Second Visualization

- In my second visualization I will be showing the proximity between Artists and Decades.

Code
library(tidyverse)
library(ggplot2)
top_albums <- read_csv(
  "https://jsuleiman.com/datasets/Rolling_Stones_Top_500_Albums.csv",
    locale = locale(encoding = "ISO-8859-2", asciify = TRUE))
Code
 colnames(top_albums)
[1] "Number"   "Year"     "Album"    "Artist"   "Genre"    "Subgenre"
Code
top_albums <- top_albums |> 
  mutate(decade = floor(Year / 10) * 10)
Code
decade_counts <- top_albums %>%
  group_by(decade) %>%
  summarise(Count = n(), .groups = "drop")
Code
ggplot(decade_counts, aes(x = as.factor(decade), y = Count)) +
  geom_bar(stat = "identity", fill = "pink", color = "black") +
  labs(
    title = "Number of Albums by Decade",
    x = "Decade",
    y = "Number of Albums"
  ) +
  theme_minimal() +
  theme(
    axis.text.x = element_text(angle = 45, hjust = 1)
  )

Analysis & Reflection

  1. The bar chart shows the same trend pattern with the peak being in 1970.

  2. I chose the bar chart to show an easy to read visualization that makes it easy for the reader to see the proximity I am examining in this case the closeness between Decade and Albums.

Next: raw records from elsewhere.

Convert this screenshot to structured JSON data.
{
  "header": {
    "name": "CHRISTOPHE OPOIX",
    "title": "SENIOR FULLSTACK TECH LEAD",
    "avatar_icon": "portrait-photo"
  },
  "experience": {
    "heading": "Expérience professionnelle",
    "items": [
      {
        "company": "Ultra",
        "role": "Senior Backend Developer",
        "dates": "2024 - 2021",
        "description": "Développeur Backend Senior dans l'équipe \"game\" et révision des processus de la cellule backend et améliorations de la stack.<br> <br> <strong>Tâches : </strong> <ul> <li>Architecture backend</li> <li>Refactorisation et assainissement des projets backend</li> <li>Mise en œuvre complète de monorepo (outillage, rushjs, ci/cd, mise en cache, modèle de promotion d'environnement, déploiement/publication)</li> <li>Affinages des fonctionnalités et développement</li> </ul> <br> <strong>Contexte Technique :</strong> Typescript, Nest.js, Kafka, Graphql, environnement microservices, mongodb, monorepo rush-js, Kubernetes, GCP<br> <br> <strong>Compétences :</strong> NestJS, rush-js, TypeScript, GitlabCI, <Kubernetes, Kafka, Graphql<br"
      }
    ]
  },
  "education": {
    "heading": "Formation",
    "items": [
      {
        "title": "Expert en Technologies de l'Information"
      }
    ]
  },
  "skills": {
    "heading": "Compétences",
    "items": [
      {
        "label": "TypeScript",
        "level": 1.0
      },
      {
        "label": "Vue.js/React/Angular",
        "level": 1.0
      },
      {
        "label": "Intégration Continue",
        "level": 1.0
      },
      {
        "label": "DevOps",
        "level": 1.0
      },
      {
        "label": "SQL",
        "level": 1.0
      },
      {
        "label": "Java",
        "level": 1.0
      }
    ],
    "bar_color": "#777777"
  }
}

  3. For the closeness between Decade and Albums I belive the bar chart is the better option as it does an excellent job at portraying what similarities you may be trying to visualize where other chart options may be more confusing to read and have the potential to be unpleasant for the reader to attempt to make sense of the data.

Conclusion

Both of my visualizations look at two different categorical comparisons yet show similar results. My first bar chart showed the correlation between Genre and Decade while my second bar chart shows the correlation between number of albums and Decade. Both these visualizations show that the rolling stones top 500 peaked in the 1970’s.